Excerpt from Teamwork 9.0
A large problem can seem like an elephant. Some people will describe the smell. Some will describe the noise. Some feel like they are being crushed or squeezed. People focus on the symptoms and effects—how they personally experience the problem. At some point, your team members begin to appreciate that although the symptoms they personally experience may be different, the root cause of the various symptoms is the same—there is an elephant in the room. Once the team recognizes that they all share a common problem—a common enemy, so to speak—the team shifts from focusing on one another to focusing on that common enemy.

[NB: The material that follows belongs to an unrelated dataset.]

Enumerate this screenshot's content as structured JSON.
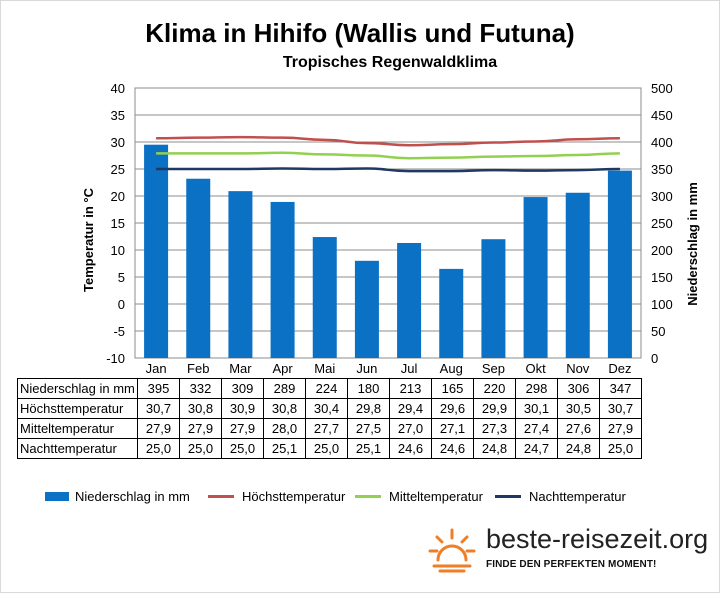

The flip side of the terrible world in which everyone is suffering from their big common problem is the beautiful world that they imagine is possible once the problem is vanquished. Once everyone has had a chance to describe the problem in the first meeting, I adjourn the group and reconvene on the following day. At the second meeting, I ask every stakeholder in turn to describe that beautiful world and how it will improve their situation. This technique is called visualizing, and it creates a focal point for the group as they work through the subsequent steps in the problem-solving process.
How do you instill mission and purpose into a group of people to solve a shared problem? Do you carefully solicit the perspective of each team member? Do you collectively create a vision of the world once the problem is solved?
What’s the first step in problem solving? It’s realizing that you have a problem. Enneagram Type One is often called the perfectionist. They’re often the first type to point out that things aren’t right, aren’t as they should be. They also have a clear vision for how things should be. In problem solving, describing how things shouldn’t and should be corresponds to problem definition and goal. Problems and goals are two sides of the same coin and the first step in problem solving.